A key finding in the work the Association of National Advertisers, or ANA, has been doing on the media transparency issue over the past two years is that the contracts between marketers and their media agencies are at the very heart of the controversy.
And when it comes to those contracts, marketers are at a distinct disadvantage and are significantly overmatched in negotiations with their agencies. Here's why.
The huge holding companies like WPP, Omnicom, Publics, IPG and Havas all have teams of contract specialists whose jobs are to help the agencies get the most favorable contractual terms. These teams consist of lawyers who collectively have visibility into hundreds and perhaps thousands of advertiser/agency agreements. (Read that last sentence again, please).
Advertisers, on the other hand, most often have an in-house lawyer or two who not only review the media agency contract but are also responsible for weighing-in on a real estate contract, a sponsorship agreement, an executive compensation package, et al. They're generalists -- not specialists -- and they know the details and nuances of a single contract-- their company's. The agency's lawyers are familiar with the minute details of the contracts for the agency's entire client roster.
It seems clear that if expertise and knowledge represent power and leverage in contract negotiations, the agencies clearly hold the edge.
A key finding in the K2 Intelligence report on media transparency commissioned by the ANA and released in June was that many agency executives believe that their relationship with advertisers is solely defined by the contract between the two parties. And why wouldn't they? For the reasons stated above, they have the upper hand in the creation of those contracts.
But the K2 Intelligence report also said that conversely, advertisers expressed a belief that their agencies were duty-bound to act in their best interests and that obligation extends beyond the stated terms in their agency contracts. The report labeled this discrepancy "a fundamental disconnect,"
To address this inconsistency, the ANA and Ebiquity/FirmDecisions crafted a follow-up report entitled "Media Transparency: Prescriptions, Principles, and Processes for Advertisers," that included a focus on the media agency/advertiser contract. It recommended that advertisers immediately and consistently re-examine all existing media agency contracts and meticulously review all terms and conditions.

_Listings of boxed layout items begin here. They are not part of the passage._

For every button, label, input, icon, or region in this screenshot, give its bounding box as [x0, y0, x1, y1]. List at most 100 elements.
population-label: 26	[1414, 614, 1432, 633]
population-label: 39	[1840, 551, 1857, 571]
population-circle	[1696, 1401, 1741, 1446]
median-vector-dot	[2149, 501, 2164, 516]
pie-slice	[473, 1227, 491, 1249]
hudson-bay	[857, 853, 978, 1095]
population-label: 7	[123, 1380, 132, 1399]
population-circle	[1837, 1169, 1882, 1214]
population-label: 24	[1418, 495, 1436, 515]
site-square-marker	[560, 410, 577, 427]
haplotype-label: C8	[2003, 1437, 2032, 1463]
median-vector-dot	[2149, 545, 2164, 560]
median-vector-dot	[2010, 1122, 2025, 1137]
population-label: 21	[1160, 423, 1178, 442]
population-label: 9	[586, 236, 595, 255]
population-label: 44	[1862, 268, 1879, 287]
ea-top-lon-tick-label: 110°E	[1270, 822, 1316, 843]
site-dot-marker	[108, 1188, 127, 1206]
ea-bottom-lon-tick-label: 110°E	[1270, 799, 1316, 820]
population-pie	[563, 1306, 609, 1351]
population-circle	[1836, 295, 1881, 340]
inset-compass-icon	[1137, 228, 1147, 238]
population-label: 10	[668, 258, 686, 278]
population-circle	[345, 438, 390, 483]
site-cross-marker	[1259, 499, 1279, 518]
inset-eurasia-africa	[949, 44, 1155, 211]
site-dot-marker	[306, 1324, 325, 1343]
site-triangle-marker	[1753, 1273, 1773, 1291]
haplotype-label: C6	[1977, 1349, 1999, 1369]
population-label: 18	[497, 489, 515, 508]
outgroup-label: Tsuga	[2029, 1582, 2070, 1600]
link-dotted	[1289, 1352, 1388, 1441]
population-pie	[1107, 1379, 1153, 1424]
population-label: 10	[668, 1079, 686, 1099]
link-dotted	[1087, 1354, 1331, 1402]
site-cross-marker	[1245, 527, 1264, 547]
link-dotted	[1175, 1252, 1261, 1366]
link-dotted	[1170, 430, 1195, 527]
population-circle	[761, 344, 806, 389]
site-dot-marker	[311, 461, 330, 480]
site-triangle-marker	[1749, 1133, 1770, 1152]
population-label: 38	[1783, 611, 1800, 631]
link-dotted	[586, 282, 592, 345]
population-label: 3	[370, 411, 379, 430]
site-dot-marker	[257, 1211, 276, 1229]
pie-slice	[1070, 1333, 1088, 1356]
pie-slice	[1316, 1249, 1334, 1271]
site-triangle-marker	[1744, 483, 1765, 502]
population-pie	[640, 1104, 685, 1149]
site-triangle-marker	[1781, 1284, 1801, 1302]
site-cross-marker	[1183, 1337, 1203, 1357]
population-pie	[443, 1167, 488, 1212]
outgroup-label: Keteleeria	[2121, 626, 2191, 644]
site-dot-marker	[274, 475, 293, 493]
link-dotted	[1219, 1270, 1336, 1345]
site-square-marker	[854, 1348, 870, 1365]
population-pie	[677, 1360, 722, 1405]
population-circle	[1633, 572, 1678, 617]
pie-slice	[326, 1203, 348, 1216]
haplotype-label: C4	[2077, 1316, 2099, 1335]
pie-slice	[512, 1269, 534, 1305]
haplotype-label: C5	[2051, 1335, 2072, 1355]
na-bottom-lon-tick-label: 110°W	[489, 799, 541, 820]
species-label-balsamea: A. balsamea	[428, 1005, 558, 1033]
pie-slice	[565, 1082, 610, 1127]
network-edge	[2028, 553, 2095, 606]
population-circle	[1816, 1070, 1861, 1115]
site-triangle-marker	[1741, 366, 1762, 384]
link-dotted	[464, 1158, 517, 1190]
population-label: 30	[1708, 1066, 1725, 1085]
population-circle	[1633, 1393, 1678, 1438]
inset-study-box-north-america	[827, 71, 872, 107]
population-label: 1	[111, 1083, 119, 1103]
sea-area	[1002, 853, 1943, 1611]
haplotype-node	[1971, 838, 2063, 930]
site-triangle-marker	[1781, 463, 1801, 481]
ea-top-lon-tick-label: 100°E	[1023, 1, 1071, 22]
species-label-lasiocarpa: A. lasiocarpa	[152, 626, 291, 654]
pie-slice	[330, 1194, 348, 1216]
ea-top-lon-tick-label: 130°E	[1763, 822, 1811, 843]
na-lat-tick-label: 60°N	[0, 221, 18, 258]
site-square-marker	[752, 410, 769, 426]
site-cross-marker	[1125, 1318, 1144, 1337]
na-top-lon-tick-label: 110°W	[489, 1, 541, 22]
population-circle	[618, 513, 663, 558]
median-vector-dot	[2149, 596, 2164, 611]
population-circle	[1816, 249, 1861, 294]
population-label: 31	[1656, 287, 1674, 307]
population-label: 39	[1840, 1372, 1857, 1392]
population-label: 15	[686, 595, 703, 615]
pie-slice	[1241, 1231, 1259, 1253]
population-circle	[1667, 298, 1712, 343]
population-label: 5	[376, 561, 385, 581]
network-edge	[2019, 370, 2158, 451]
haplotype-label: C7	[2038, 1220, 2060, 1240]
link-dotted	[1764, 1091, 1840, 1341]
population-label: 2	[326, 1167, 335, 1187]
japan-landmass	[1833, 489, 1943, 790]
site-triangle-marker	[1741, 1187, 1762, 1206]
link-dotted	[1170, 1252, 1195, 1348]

Advertisers need to understand that many contracts contain opt-in agreements that limit their rights and many contracts have inadequate audit/review rights. Further, given the speed of change in the industry, any contract not immediately reexamined likely puts advertisers at a serious disadvantage. The report also suggests that marketers use an independent third party to provide insight and contractual expertise.
The K2 report also makes it clear that advertisers have waited far too long to adopt adequate financial controls to prevent the kinds of non-transparent agency practices revealed in their study. Now is the time for advertisers to act. Complacency will only exacerbate the problem and increase the exposure.
The ANA, in conjunction with our General Counsel, Reed Smith LLP, has developed a media agency Master Media Planning & Buying Services Agreement which can be used by advertisers in developing their own agency agreement. The template was adapted from work originally done by ISBA (the Incorporated Society of British Advertisers) and its legal counsel Fieldfisher.
Further, in partnership with Reed Smith, ANA is offering a contract workshop for advertiser/agency agreements on Oct. 4 in New York and Nov. 16 in Chicago, open to advertisers.
Advertisers are indeed generally overmatched in contract negotiations with their agencies. To help level the playing field, advertisers first need to acknowledge that and then are very much encouraged to take advantage of the resources noted herein -- the report "Media Transparency: Prescriptions, Principles, and Processes for Advertisers," the media agency Master Media Planning & Buying Services Agreement, and contract workshop for advertiser/agency agreements.
The head of the 4A's recently commented, "It's inappropriate for a trade association to comment on contractual language, which is between two contracting parties, not between two trade associations." ANA disagrees! Since the contract defines the commercial relationship between advertiser and agency, it is only right that we provide guidance to members.